Wagner Dream: Buddhism from ancient India to Wales and England
Friday 14 June 2013, by
- Opening scene from Harvey’s Wagner Dream (June 2013, performed by the Welsh National Opera)
Before the opera begins, a solitary figure in white robes walks purposefully out on to stage from the right, turns onto a raised platform, and sits, facing slightly away from the audience.
This is how Wagner Dream, a modern British opera, begins. The opera is based in two worlds, that of 1883 Venice and the last day in the life of Richard Wagner, and 5th century India and the romantic entanglement of a young outcast woman and the Buddha’s cousin and chief attendant, Ānanda.
The divide in time is rather creatively visualized, allowing both to exist on stage simultaneously by placing the scenes from Venice on a narrow strip of stage in front of (from the perspective of the audience) the orchestra pit. The scenes from ancient India, meanwhile, take place on and around the platform behind the orchestra. The divide is further accentuated by the Welsh National Opera’s director Pierre Audi’s decision to have the sung dialogue of the Buddhists placed in Pali, which is commonly described as the language of the Buddha, but is actually a term meaning ‘text’ – referring to the recorded teachings of the Buddha and his disciples. Meanwhile the spoken dialogue of Wagner and friends is in German. Surtitles (supertitles) translate both above the stage in English and Welsh. The use of the two languages helps move the audience both out of their own world and into the lives of the characters on the stage.
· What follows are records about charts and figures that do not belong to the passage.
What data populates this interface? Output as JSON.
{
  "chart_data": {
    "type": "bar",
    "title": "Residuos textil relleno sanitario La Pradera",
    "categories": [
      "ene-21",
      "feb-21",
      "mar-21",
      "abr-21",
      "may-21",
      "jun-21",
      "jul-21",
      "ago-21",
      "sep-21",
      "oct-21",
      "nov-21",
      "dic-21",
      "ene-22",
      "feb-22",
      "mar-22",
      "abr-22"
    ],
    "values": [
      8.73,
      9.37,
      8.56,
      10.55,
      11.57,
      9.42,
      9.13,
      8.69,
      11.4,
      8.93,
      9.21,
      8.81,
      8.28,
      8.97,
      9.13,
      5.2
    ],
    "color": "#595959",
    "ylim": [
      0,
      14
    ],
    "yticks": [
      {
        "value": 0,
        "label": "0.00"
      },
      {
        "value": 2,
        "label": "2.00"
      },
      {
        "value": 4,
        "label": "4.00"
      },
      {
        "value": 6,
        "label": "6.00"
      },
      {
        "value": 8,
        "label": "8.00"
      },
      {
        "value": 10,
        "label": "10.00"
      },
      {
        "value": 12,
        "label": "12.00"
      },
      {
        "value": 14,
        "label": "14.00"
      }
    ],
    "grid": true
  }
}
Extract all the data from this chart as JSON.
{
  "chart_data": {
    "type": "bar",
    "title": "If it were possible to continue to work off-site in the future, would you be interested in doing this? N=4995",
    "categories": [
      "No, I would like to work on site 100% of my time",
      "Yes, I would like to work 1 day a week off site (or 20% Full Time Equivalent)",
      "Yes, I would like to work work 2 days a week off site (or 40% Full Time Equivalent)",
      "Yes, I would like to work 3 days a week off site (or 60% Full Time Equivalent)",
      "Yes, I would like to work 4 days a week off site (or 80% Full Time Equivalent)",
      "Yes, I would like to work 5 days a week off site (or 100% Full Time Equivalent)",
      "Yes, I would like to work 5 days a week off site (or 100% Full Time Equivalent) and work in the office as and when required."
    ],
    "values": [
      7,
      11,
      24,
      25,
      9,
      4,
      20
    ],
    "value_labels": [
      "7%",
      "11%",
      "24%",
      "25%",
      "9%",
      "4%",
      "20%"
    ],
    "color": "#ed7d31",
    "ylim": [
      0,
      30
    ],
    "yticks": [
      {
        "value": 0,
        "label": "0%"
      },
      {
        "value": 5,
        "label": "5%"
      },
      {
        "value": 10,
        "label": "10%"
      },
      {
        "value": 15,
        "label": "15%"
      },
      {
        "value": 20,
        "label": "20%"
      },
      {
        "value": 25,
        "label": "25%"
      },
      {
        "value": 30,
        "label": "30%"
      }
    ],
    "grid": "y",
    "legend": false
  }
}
As you would guess, this is a bit of a niche opera. Four languages, three time periods (if you include the very modern use of minimalist stage sets and electronic sound effects), and the clashing of two very distant cultures as a 19th century German composer encounters ancient Indian ideas and stories. Again we might add our own time period as a third culture, in some ways as distant from Wagner as he finds himself from the Buddha. And, to further complicate things, the story that was placed in Pali itself comes from Eugene Burnouf’s 1844 work, “Introduction à l’Histoire du Buddhisme Indien” (recently translated into English here), which is based on a Sanskrit text, the Divyāvadāna (Divine Stories) an anthology of Buddhist tales dating to around the 2nd Century CE.